KORI began as a groundbreaking innovation for motorcyclists, a vision of perfect freedom and uncompromised safety.
Today, we are growing into a brand with genuinely developed products with high Swedish made quality and we have
taken our vision of freedom and safety to meet sports enthusiasts with different specializations that and likeminded needs.

For us it is the feeling and experience of the sport or activity that sets focus on which needs to be solved and how
the products should be designed.

Our first product, KORI-D3O which is a new concept of back protectors that can be transformed into a back pack.
In this blog you will follow our journey and our inspirations.

KORI Encouraging Freedom. Encouraging Safety.
http://www.koriexperience.com/

Tuesday, February 12, 2013

You can not take mobility for granted.


wheelchair after operation use protection

Have you ever thought about the "everyday luxury" and the physical activity to be able to cut your own toenails?

There's a lot of heart in our work with safety equipment, we look at what we do as an opportunity to endorse the human freedom to activate the body and experience the environment, simply giving the soul some “feel good”. This opportunity may appear to be obvious, abstract and fuzzy but the fact is that when it is taken away, this obvious freedom turns to something very real and troubling.
I have had the misfortune to experience a bad hip, not as bad as an injured back, nor so bad that it has not been possible to fix, but bad enough to experience the imprisoned and dependent feeling of having limited mobility, dependent on others and incapable to activate my body and experience adventures and physical challenges.

Some days ago something a bit odd struck methought on the subject, for the first time in six months, since my last operation, I managed to cut my own toenails myself.

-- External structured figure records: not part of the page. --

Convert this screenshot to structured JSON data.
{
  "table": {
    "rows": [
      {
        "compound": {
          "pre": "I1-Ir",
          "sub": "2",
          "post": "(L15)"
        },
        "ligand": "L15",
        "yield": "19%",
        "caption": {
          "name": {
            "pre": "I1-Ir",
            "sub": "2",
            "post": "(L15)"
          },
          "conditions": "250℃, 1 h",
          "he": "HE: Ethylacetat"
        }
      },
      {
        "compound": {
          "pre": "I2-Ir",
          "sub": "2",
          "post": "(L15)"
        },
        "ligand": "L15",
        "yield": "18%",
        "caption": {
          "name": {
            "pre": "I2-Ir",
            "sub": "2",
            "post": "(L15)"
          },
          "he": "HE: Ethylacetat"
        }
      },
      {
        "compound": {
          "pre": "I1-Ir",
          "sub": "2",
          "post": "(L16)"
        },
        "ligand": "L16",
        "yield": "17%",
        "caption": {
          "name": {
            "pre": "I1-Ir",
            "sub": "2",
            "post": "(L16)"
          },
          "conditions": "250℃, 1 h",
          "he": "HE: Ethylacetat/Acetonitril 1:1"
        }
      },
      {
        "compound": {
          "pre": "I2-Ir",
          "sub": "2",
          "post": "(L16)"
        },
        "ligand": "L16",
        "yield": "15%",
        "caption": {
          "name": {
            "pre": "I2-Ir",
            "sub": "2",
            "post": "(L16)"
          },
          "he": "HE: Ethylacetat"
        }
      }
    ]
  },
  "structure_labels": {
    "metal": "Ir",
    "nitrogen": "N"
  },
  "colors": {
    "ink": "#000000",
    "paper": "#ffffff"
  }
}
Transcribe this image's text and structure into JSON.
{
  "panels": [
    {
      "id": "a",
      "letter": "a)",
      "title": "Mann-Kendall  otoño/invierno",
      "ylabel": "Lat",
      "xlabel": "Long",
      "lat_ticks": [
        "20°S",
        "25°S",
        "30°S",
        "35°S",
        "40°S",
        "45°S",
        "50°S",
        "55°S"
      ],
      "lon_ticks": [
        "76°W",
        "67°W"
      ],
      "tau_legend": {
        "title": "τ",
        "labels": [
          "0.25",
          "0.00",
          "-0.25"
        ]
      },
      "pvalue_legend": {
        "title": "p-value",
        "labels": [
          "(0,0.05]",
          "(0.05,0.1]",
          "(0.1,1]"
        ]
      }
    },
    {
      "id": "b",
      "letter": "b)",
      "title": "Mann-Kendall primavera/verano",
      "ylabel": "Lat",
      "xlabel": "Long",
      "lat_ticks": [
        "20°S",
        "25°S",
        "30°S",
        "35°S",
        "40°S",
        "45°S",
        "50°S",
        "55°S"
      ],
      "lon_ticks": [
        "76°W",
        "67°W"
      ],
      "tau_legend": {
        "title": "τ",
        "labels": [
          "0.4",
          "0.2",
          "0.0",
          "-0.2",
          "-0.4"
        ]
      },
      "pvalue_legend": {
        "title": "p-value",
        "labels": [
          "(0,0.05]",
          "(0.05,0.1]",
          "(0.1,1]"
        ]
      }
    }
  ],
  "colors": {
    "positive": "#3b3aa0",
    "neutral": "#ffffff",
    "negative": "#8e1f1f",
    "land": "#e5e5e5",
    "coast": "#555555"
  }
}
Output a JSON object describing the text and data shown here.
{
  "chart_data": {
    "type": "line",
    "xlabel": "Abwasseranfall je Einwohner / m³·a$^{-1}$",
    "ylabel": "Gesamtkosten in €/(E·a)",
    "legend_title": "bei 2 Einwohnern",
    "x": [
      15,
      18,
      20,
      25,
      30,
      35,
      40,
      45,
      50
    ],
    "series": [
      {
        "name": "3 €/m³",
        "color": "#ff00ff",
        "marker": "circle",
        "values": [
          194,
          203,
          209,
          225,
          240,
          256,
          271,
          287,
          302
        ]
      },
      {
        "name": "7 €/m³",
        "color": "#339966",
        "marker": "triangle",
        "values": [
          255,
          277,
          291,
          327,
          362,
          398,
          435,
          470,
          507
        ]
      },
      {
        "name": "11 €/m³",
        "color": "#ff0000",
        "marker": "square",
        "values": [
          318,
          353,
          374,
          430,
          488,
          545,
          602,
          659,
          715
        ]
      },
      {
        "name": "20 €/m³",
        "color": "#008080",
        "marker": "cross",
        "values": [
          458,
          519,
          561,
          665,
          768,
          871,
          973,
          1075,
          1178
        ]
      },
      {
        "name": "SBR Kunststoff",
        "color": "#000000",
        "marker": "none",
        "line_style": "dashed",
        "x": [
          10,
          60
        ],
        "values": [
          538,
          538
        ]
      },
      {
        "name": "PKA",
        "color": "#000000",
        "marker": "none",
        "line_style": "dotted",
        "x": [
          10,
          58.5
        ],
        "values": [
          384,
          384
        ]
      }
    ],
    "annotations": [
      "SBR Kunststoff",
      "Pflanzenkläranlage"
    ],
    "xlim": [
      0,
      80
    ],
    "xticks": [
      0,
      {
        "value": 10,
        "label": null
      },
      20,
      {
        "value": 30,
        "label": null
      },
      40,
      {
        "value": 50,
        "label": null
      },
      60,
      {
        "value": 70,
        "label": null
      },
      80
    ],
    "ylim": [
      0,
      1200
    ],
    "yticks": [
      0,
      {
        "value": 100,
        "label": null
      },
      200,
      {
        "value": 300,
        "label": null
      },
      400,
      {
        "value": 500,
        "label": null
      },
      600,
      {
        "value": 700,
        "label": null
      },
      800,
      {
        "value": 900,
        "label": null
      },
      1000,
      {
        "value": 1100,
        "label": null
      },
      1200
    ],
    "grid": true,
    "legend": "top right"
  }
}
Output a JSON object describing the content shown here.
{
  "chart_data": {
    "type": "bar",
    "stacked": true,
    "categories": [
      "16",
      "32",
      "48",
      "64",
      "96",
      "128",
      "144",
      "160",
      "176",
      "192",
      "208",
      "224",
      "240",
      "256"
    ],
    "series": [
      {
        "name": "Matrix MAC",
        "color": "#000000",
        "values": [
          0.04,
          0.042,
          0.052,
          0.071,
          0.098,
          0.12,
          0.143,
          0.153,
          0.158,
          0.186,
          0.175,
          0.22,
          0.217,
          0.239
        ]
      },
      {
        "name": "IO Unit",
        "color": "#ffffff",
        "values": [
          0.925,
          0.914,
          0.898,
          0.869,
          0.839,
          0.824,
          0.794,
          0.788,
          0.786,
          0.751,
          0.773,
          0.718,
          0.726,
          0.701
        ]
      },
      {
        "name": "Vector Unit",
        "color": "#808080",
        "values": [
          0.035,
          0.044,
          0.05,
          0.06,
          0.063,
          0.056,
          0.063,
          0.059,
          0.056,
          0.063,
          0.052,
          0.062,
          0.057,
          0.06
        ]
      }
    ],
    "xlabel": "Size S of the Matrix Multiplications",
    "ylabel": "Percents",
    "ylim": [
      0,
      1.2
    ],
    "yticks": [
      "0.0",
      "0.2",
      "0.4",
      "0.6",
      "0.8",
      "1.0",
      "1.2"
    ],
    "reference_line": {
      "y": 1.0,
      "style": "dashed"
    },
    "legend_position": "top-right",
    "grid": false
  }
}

Previously, due to limited physical capability and pain, I could not reach them and therefore not cut them. Have you ever thought about the physical activity to be able to cut your own toenails yourself is an everyday luxury?

Nah, me neither. At least not before, but some days ago the realization came to me, the feeling of a somebody that sits down on his knees in front of you, takes out a pair of scissors and put it on your toes are not luxurious but rather frightening and inferior.

I am happy that today I can cut my own toenails, I'm happy that I will be fully restored from my injury. But there are other injuries that can change your life drastically, and the back is one of those parts of your body that you are most dependent on, the back is the connection between your brain and your body, it is the spine that makes you wiggle your toes and cut your toenails - an everyday luxury that I hope to have with me the rest of my life.